Conducting cutting-edge research to improve the care of people with diabetes is central to the mission of the Yale Children’s Diabetes Program. We rely on our patients as partners to join us on this mission. Without volunteers, even the most important studies will never be completed. Remember that all of our research studies are conducted with the utmost regard for safety, and as such are monitored and regulated by the Human Subjects Research Program at Yale, the Office for Human Research Protection at the US Department of Health and Human Services, the US Food and Drug Administration, and our research sponsors, such as the National Institutes of Health and Juvenile Diabetes Research Foundation. Our research participants often tell us that volunteering in studies has been helpful for their own diabetes care, as they often get to work very closely with the doctors, nurses, and other staff of the research team on an individual level.
Some major areas of research in our program are:
- The Artificial Pancreas – We are evaluating the safety and effectiveness of devices that automatically link insulin pumps and glucose sensors and automatically regulate the blood glucose levels into a near-normal range. We were the first group to study these so-called “closed-loop” systems in children and are working closely with the NIH, JDRF, FDA, device manufacturers and other researchers to make this dream a reality.
- Insulin Absorption – One of the key differences between people with diabetes versus those without diabetes is how the insulin is delivered into the body. When insulin is injected under the skin, whether by pump, syringe, or pen, it just takes longer to get to where it needs to in the body compared to how the normal pancreas works. We are working on several exciting strategies to speed up the action of insulin in the body.

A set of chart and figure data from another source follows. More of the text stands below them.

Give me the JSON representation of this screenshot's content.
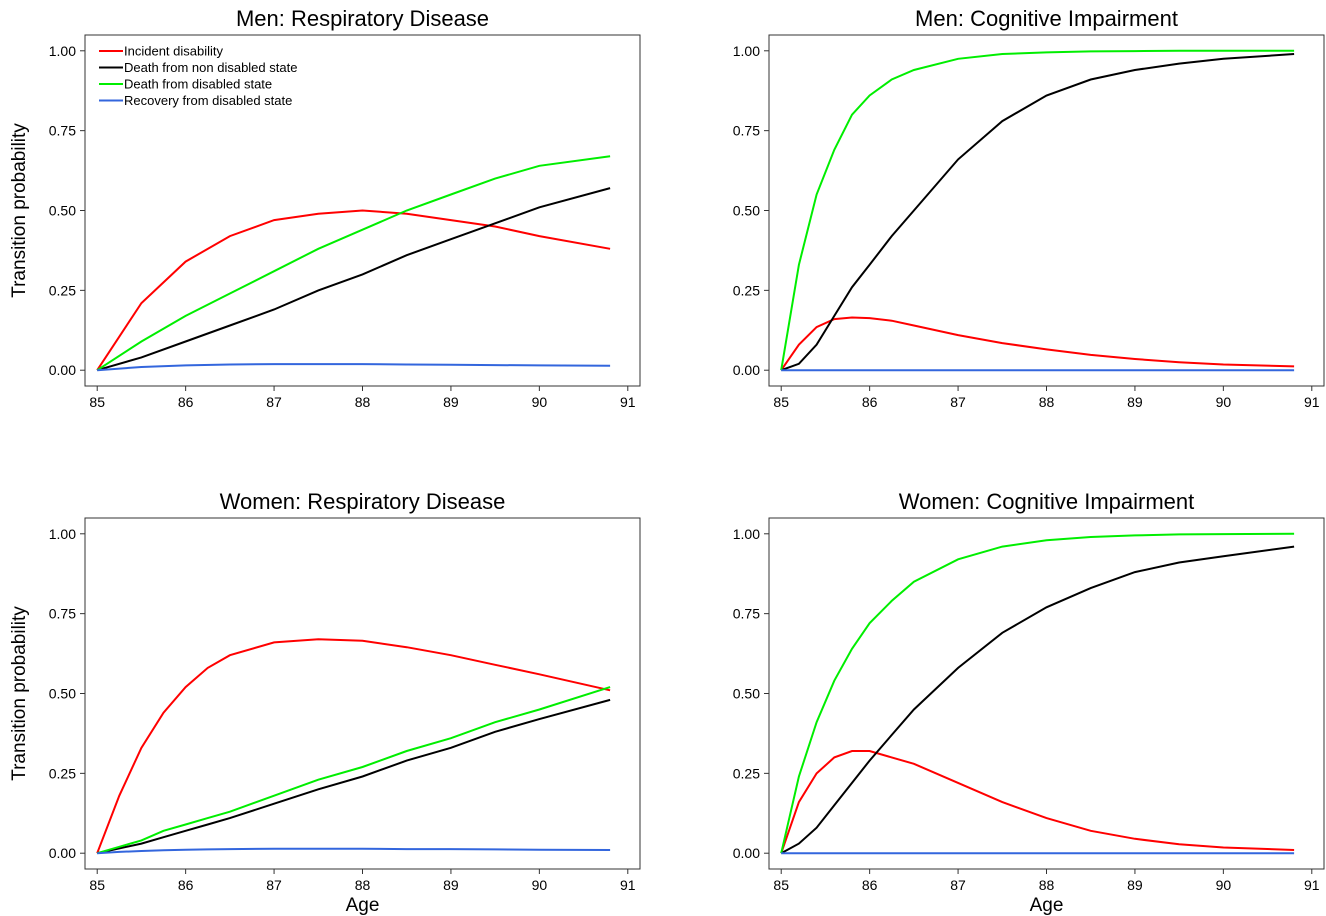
{
  "colors": {
    "incident": "#ff0000",
    "death_non_disabled": "#000000",
    "death_disabled": "#00ee00",
    "recovery": "#3366dd"
  },
  "legend_entries": [
    {
      "key": "incident",
      "label": "Incident disability"
    },
    {
      "key": "death_non_disabled",
      "label": "Death from non disabled state"
    },
    {
      "key": "death_disabled",
      "label": "Death from disabled state"
    },
    {
      "key": "recovery",
      "label": "Recovery from disabled state"
    }
  ],
  "chart_data": [
    {
      "type": "line",
      "title": "Men: Respiratory Disease",
      "xlabel": "",
      "ylabel": "Transition probability",
      "xlim": [
        85,
        91
      ],
      "ylim": [
        0,
        1
      ],
      "xticks": [
        "85",
        "86",
        "87",
        "88",
        "89",
        "90",
        "91"
      ],
      "yticks": [
        "0.00",
        "0.25",
        "0.50",
        "0.75",
        "1.00"
      ],
      "legend": "top-left",
      "x": [
        85,
        85.5,
        86,
        86.5,
        87,
        87.5,
        88,
        88.5,
        89,
        89.5,
        90,
        90.8
      ],
      "series": [
        {
          "key": "incident",
          "values": [
            0,
            0.21,
            0.34,
            0.42,
            0.47,
            0.49,
            0.5,
            0.49,
            0.47,
            0.45,
            0.42,
            0.38
          ]
        },
        {
          "key": "death_non_disabled",
          "values": [
            0,
            0.04,
            0.09,
            0.14,
            0.19,
            0.25,
            0.3,
            0.36,
            0.41,
            0.46,
            0.51,
            0.57
          ]
        },
        {
          "key": "death_disabled",
          "values": [
            0,
            0.09,
            0.17,
            0.24,
            0.31,
            0.38,
            0.44,
            0.5,
            0.55,
            0.6,
            0.64,
            0.67
          ]
        },
        {
          "key": "recovery",
          "values": [
            0,
            0.01,
            0.015,
            0.018,
            0.019,
            0.019,
            0.019,
            0.018,
            0.017,
            0.016,
            0.015,
            0.014
          ]
        }
      ]
    },
    {
      "type": "line",
      "title": "Men: Cognitive Impairment",
      "xlabel": "",
      "ylabel": "",
      "xlim": [
        85,
        91
      ],
      "ylim": [
        0,
        1
      ],
      "xticks": [
        "85",
        "86",
        "87",
        "88",
        "89",
        "90",
        "91"
      ],
      "yticks": [
        "0.00",
        "0.25",
        "0.50",
        "0.75",
        "1.00"
      ],
      "legend": "none",
      "x": [
        85,
        85.2,
        85.4,
        85.6,
        85.8,
        86,
        86.25,
        86.5,
        87,
        87.5,
        88,
        88.5,
        89,
        89.5,
        90,
        90.8
      ],
      "series": [
        {
          "key": "incident",
          "values": [
            0,
            0.08,
            0.135,
            0.16,
            0.165,
            0.163,
            0.155,
            0.14,
            0.11,
            0.085,
            0.065,
            0.048,
            0.035,
            0.025,
            0.018,
            0.012
          ]
        },
        {
          "key": "death_non_disabled",
          "values": [
            0,
            0.02,
            0.08,
            0.17,
            0.26,
            0.33,
            0.42,
            0.5,
            0.66,
            0.78,
            0.86,
            0.91,
            0.94,
            0.96,
            0.975,
            0.99
          ]
        },
        {
          "key": "death_disabled",
          "values": [
            0,
            0.33,
            0.55,
            0.69,
            0.8,
            0.86,
            0.91,
            0.94,
            0.975,
            0.99,
            0.995,
            0.998,
            0.999,
            1,
            1,
            1
          ]
        },
        {
          "key": "recovery",
          "values": [
            0,
            0,
            0,
            0,
            0,
            0,
            0,
            0,
            0,
            0,
            0,
            0,
            0,
            0,
            0,
            0
          ]
        }
      ]
    },
    {
      "type": "line",
      "title": "Women: Respiratory Disease",
      "xlabel": "Age",
      "ylabel": "Transition probability",
      "xlim": [
        85,
        91
      ],
      "ylim": [
        0,
        1
      ],
      "xticks": [
        "85",
        "86",
        "87",
        "88",
        "89",
        "90",
        "91"
      ],
      "yticks": [
        "0.00",
        "0.25",
        "0.50",
        "0.75",
        "1.00"
      ],
      "legend": "none",
      "x": [
        85,
        85.25,
        85.5,
        85.75,
        86,
        86.25,
        86.5,
        87,
        87.5,
        88,
        88.5,
        89,
        89.5,
        90,
        90.8
      ],
      "series": [
        {
          "key": "incident",
          "values": [
            0,
            0.18,
            0.33,
            0.44,
            0.52,
            0.58,
            0.62,
            0.66,
            0.67,
            0.665,
            0.645,
            0.62,
            0.59,
            0.56,
            0.51
          ]
        },
        {
          "key": "death_non_disabled",
          "values": [
            0,
            0.015,
            0.03,
            0.05,
            0.07,
            0.09,
            0.11,
            0.155,
            0.2,
            0.24,
            0.29,
            0.33,
            0.38,
            0.42,
            0.48
          ]
        },
        {
          "key": "death_disabled",
          "values": [
            0,
            0.02,
            0.04,
            0.07,
            0.09,
            0.11,
            0.13,
            0.18,
            0.23,
            0.27,
            0.32,
            0.36,
            0.41,
            0.45,
            0.52
          ]
        },
        {
          "key": "recovery",
          "values": [
            0,
            0.004,
            0.007,
            0.009,
            0.011,
            0.012,
            0.013,
            0.014,
            0.014,
            0.014,
            0.013,
            0.013,
            0.012,
            0.011,
            0.01
          ]
        }
      ]
    },
    {
      "type": "line",
      "title": "Women: Cognitive Impairment",
      "xlabel": "Age",
      "ylabel": "",
      "xlim": [
        85,
        91
      ],
      "ylim": [
        0,
        1
      ],
      "xticks": [
        "85",
        "86",
        "87",
        "88",
        "89",
        "90",
        "91"
      ],
      "yticks": [
        "0.00",
        "0.25",
        "0.50",
        "0.75",
        "1.00"
      ],
      "legend": "none",
      "x": [
        85,
        85.2,
        85.4,
        85.6,
        85.8,
        86,
        86.25,
        86.5,
        87,
        87.5,
        88,
        88.5,
        89,
        89.5,
        90,
        90.8
      ],
      "series": [
        {
          "key": "incident",
          "values": [
            0,
            0.16,
            0.25,
            0.3,
            0.32,
            0.32,
            0.3,
            0.28,
            0.22,
            0.16,
            0.11,
            0.07,
            0.045,
            0.028,
            0.018,
            0.01
          ]
        },
        {
          "key": "death_non_disabled",
          "values": [
            0,
            0.03,
            0.08,
            0.15,
            0.22,
            0.29,
            0.37,
            0.45,
            0.58,
            0.69,
            0.77,
            0.83,
            0.88,
            0.91,
            0.93,
            0.96
          ]
        },
        {
          "key": "death_disabled",
          "values": [
            0,
            0.24,
            0.41,
            0.54,
            0.64,
            0.72,
            0.79,
            0.85,
            0.92,
            0.96,
            0.98,
            0.99,
            0.995,
            0.998,
            0.999,
            1
          ]
        },
        {
          "key": "recovery",
          "values": [
            0,
            0,
            0,
            0,
            0,
            0,
            0,
            0,
            0,
            0,
            0,
            0,
            0,
            0,
            0,
            0
          ]
        }
      ]
    }
  ]
}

This has the potential to significantly improve the effectiveness of the artificial pancreas, and also the usual day-to-day management of diabetes people are doing now.
- The Honeymoon Period – We know that some people with diabetes continue to make insulin years after the diagnosis of diabetes. We also know that people who continue to make insulin tend to do better with their diabetes: lower A1c levels, less hypoglycemia, fewer complications. We are working with other researchers on understanding how the functions of the pancreas change over the first years of diabetes, and on strategies to prolong the survival and function of those remaining beta cells.
- Adjustment and Coping – We know that managing diabetes can be very stressful for the whole family: the child with diabetes, his/her siblings, and parents and other caregivers. It is important for you and for us to develop better tools to help monitor the levels of stress and coping in our families, and to provide strategies to improve and maintain a healthy quality of life.
- Diabetes Standards of Care – We are partnering with many other diabetes centers across the country to pool our information about our practices: how well our patients are doing with diabetes; how often problems with hypoglycemia, ketoacidosis, or other problems develop; the use of technologies such as pumps and sensors; and how economic, social, and other factors affect diabetes care. This incredibly valuable information may help enable us to influence or direct healthcare policies to improve reimbursements and treatments for diabetes.